Any finite sheeted connected cover of the circle is again homeomorphic to a circle. On the group level, this is consistent with the fact that subgroups of $\mathbb Z$ are isomorphic to $\mathbb Z$. This leads to the question of whether one could find nontrivial covers which are still homeomorphic to the base space for other groups that have subgroups isomorphic to themselves. In particular, consider the free group on 2 generators $F_2$. It has plenty of subgroups isomorphic to $F_2$, so one can ask
Question Is there a space $X$ with $\pi_1(X)\cong F_2$ which has a nontrivial cover $p\colon E\to X$, where $E\cong X$?
Clearly the standard example of $X=S^1\vee S^1$ doesn't work, but perhaps starting with $X$ as a graph of infinite valence might work, or perhaps there is an even more clever construction.
Let $G\subset F_2=\langle a,b\rangle$ be the subgroup generated by $a^2$ and $b^2$. Let $X_0=S^1\vee S^1$ and recursively define $X_{n+1}$ to be the covering space of $X_n$ associated to $G$, identifying $\pi_1(X_n)\cong G$ with $F_2$. Note that there is an embedding $X_0\to X_1$ that induces an isomorphism on $\pi_1$, mapping the two loops of $X_0$ to the loops in $X_1$ corresponding to $a^2$ and $b^2$. Taking the covering spaces associated to $G$ on both sides, this induces an embedding $X_1\to X_2$, and then $X_2\to X_3$, and so on. Let $X$ be the colimit of this sequence of embeddings $X_0\to X_1\to X_2\to\dots$.
Since each of the maps $X_n\to X_{n+1}$ is a closed embedding, $\pi_1(X)$ is the colimit of the groups $\pi_1(X_n)$ and thus is isomorphic to $F_2$. Now, the covering maps $p_n:X_{n+1}\to X_n$ are compatible with the inclusion maps in the colimit, and thus induce a map $p:X\to X$ which induces the inclusion $F_2\cong G\to F_2$ on $\pi_1$. So, if this colimit map $p$ is still a covering map, it is the desired example.

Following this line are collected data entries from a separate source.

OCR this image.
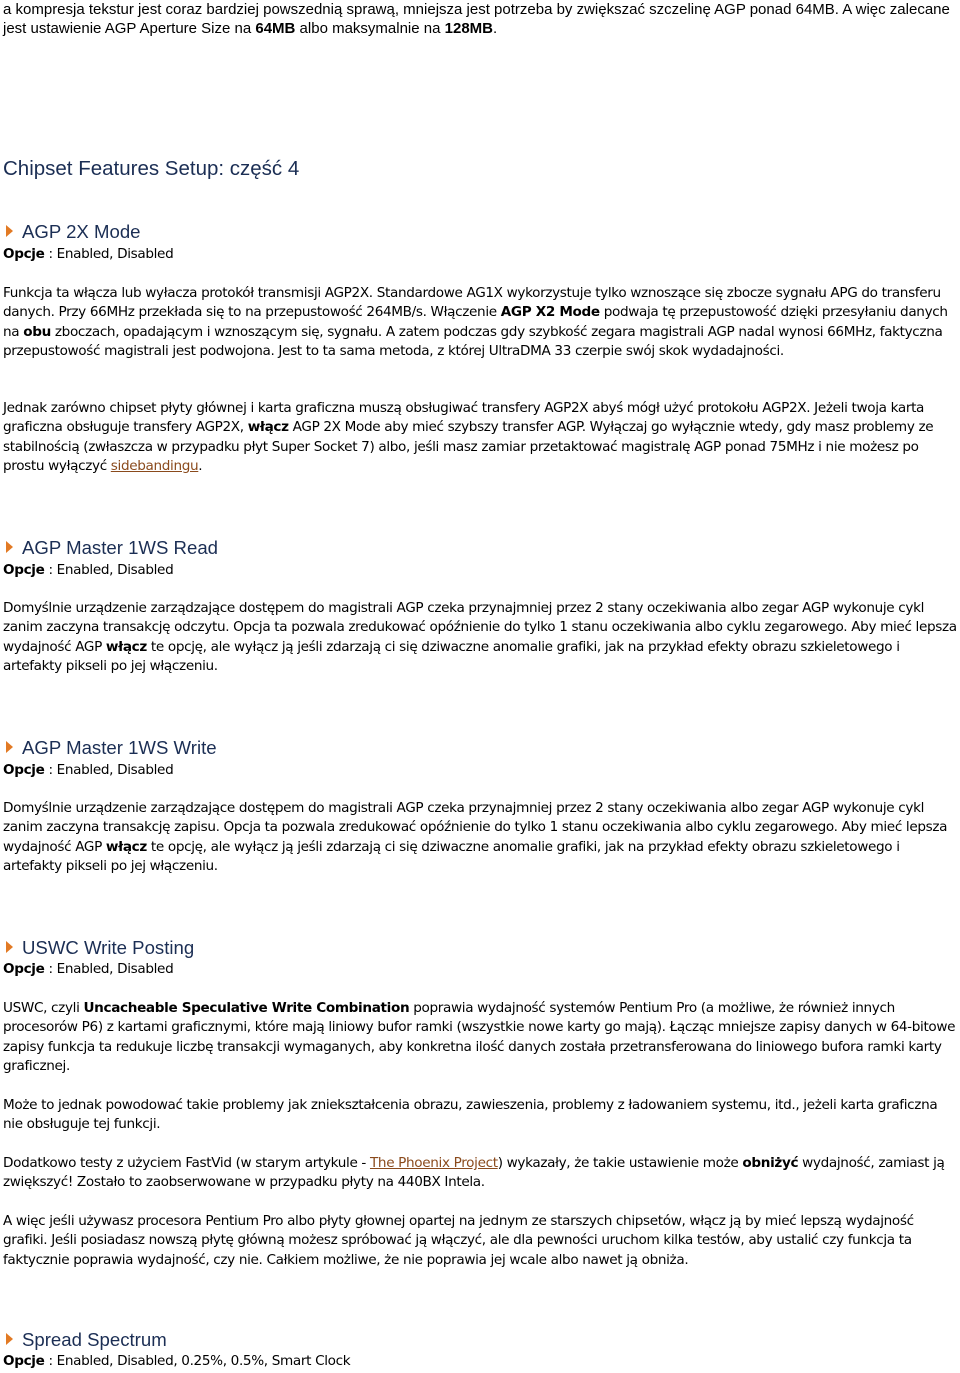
a kompresja tekstur jest coraz bardziej powszednią sprawą, mniejsza jest potrzeba by zwiększać szczelinę AGP ponad 64MB. A więc zalecane jest ustawienie AGP Aperture Size na 64MB albo maksymalnie na 128MB.

Chipset Features Setup: część 4
AGP 2X Mode

Opcje : Enabled, Disabled

Funkcja ta włącza lub wyłacza protokół transmisji AGP2X. Standardowe AG1X wykorzystuje tylko wznoszące się zbocze sygnału APG do transferu danych. Przy 66MHz przekłada się to na przepustowość 264MB/s. Włączenie AGP X2 Mode podwaja tę przepustowość dzięki przesyłaniu danych na obu zboczach, opadającym i wznoszącym się, sygnału. A zatem podczas gdy szybkość zegara magistrali AGP nadal wynosi 66MHz, faktyczna przepustowość magistrali jest podwojona. Jest to ta sama metoda, z której UltraDMA 33 czerpie swój skok wydadajności.

Jednak zarówno chipset płyty głównej i karta graficzna muszą obsługiwać transfery AGP2X abyś mógł użyć protokołu AGP2X. Jeżeli twoja karta graficzna obsługuje transfery AGP2X, włącz AGP 2X Mode aby mieć szybszy transfer AGP. Wyłączaj go wyłącznie wtedy, gdy masz problemy ze stabilnością (zwłaszcza w przypadku płyt Super Socket 7) albo, jeśli masz zamiar przetaktować magistralę AGP ponad 75MHz i nie możesz po prostu wyłączyć sidebandingu.

AGP Master 1WS Read

Opcje : Enabled, Disabled

Domyślnie urządzenie zarządzające dostępem do magistrali AGP czeka przynajmniej przez 2 stany oczekiwania albo zegar AGP wykonuje cykl zanim zaczyna transakcję odczytu. Opcja ta pozwala zredukować opóźnienie do tylko 1 stanu oczekiwania albo cyklu zegarowego. Aby mieć lepsza wydajność AGP włącz te opcję, ale wyłącz ją jeśli zdarzają ci się dziwaczne anomalie grafiki, jak na przykład efekty obrazu szkieletowego i artefakty pikseli po jej włączeniu.

AGP Master 1WS Write

Opcje : Enabled, Disabled

Domyślnie urządzenie zarządzające dostępem do magistrali AGP czeka przynajmniej przez 2 stany oczekiwania albo zegar AGP wykonuje cykl zanim zaczyna transakcję zapisu. Opcja ta pozwala zredukować opóźnienie do tylko 1 stanu oczekiwania albo cyklu zegarowego. Aby mieć lepsza wydajność AGP włącz te opcję, ale wyłącz ją jeśli zdarzają ci się dziwaczne anomalie grafiki, jak na przykład efekty obrazu szkieletowego i artefakty pikseli po jej włączeniu.

USWC Write Posting

Opcje : Enabled, Disabled

USWC, czyli Uncacheable Speculative Write Combination poprawia wydajność systemów Pentium Pro (a możliwe, że również innych procesorów P6) z kartami graficznymi, które mają liniowy bufor ramki (wszystkie nowe karty go mają). Łącząc mniejsze zapisy danych w 64-bitowe zapisy funkcja ta redukuje liczbę transakcji wymaganych, aby konkretna ilość danych została przetransferowana do liniowego bufora ramki karty graficznej.

Może to jednak powodować takie problemy jak zniekształcenia obrazu, zawieszenia, problemy z ładowaniem systemu, itd., jeżeli karta graficzna nie obsługuje tej funkcji.

Dodatkowo testy z użyciem FastVid (w starym artykule - The Phoenix Project) wykazały, że takie ustawienie może obniżyć wydajność, zamiast ją zwiększyć! Zostało to zaobserwowane w przypadku płyty na 440BX Intela.

A więc jeśli używasz procesora Pentium Pro albo płyty głownej opartej na jednym ze starszych chipsetów, włącz ją by mieć lepszą wydajność grafiki. Jeśli posiadasz nowszą płytę główną możesz spróbować ją włączyć, ale dla pewności uruchom kilka testów, aby ustalić czy funkcja ta faktycznie poprawia wydajność, czy nie. Całkiem możliwe, że nie poprawia jej wcale albo nawet ją obniża.

Spread Spectrum

Opcje : Enabled, Disabled, 0.25%, 0.5%, Smart Clock
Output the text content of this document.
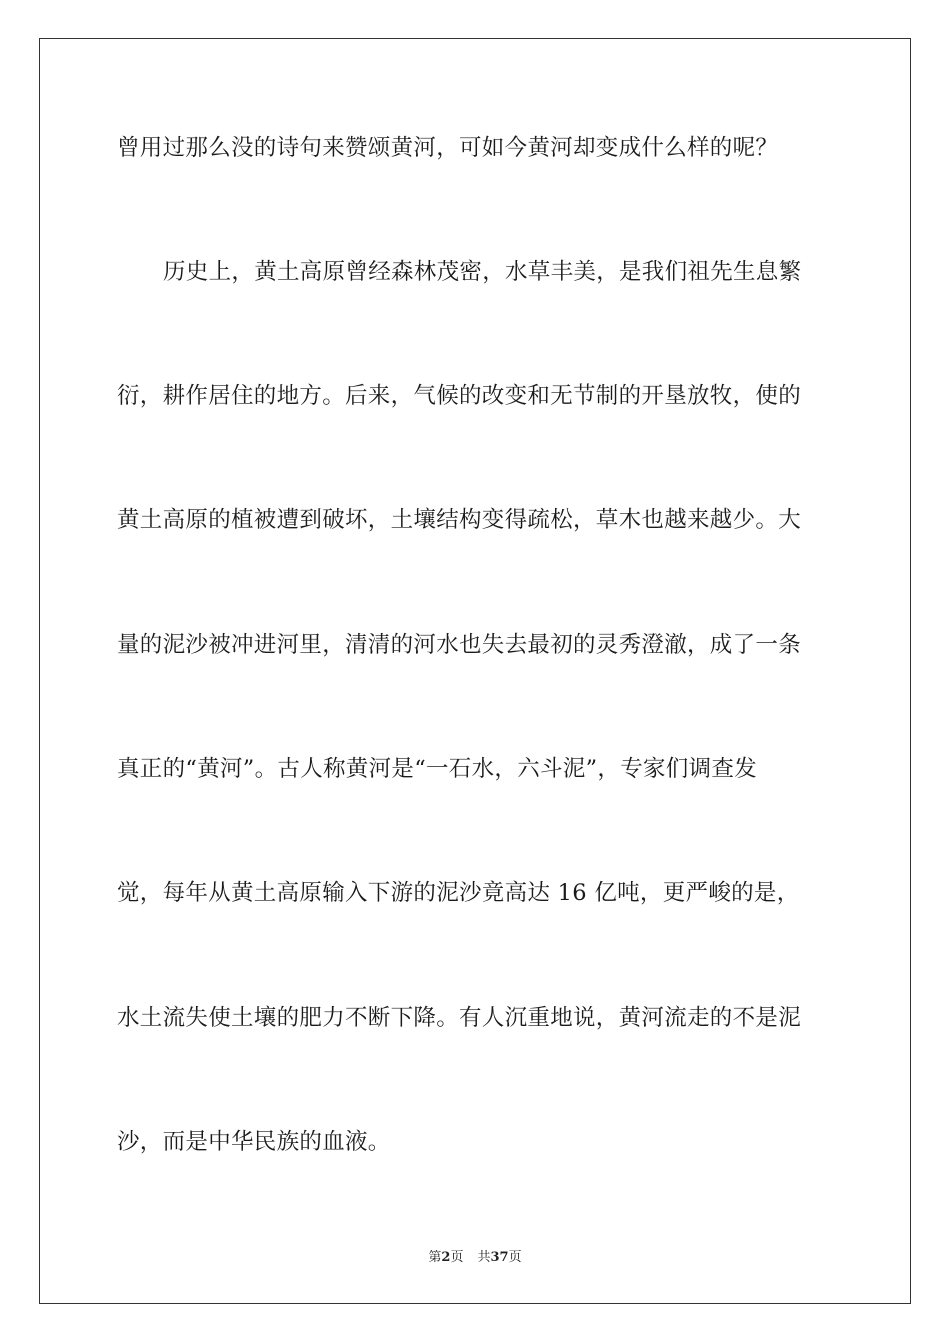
曾用过那么没的诗句来赞颂黄河，可如今黄河却变成什么样的呢？
历史上，黄土高原曾经森林茂密，水草丰美，是我们祖先生息繁
衍，耕作居住的地方。后来，气候的改变和无节制的开垦放牧，使的
黄土高原的植被遭到破坏，土壤结构变得疏松，草木也越来越少。大
量的泥沙被冲进河里，清清的河水也失去最初的灵秀澄澈，成了一条
真正的“黄河”。古人称黄河是“一石水，六斗泥”，专家们调查发
觉，每年从黄土高原输入下游的泥沙竟高达 16 亿吨，更严峻的是，
水土流失使土壤的肥力不断下降。有人沉重地说，黄河流走的不是泥
沙，而是中华民族的血液。
第2页 共37页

To sketch a proof that $p$ is a covering map, fix a pair of points $x,y\in X_0$, one in each circle, and neither one a dyadic rational fraction of the way around the circle. This means that neither $x$ nor $y$ will ever become a vertex in the natural CW-complex structure on any $X_n$. Then for all $n$, $X_n\setminus\{x,y\}$ is evenly covered by $p_n$ (identifying $x$ and $y$ as points of $X_n$ via the embedding $X_0\to X_n$). It follows then that $X\setminus\{x,y\}$ is evenly covered by $p$. Varying $x$ and $y$, sets of the form $X\setminus\{x,y\}$ cover $X$.
(Intuitively, $X$ looks like $S^1\vee S^1$ with infinitely dense tree-like "fuzz" attached at each dyadic rational along each circle, where the fuzz itself has fuzz attached at each dyadic rational along each edge, and then the fuzz's fuzz also has fuzz, and so on.)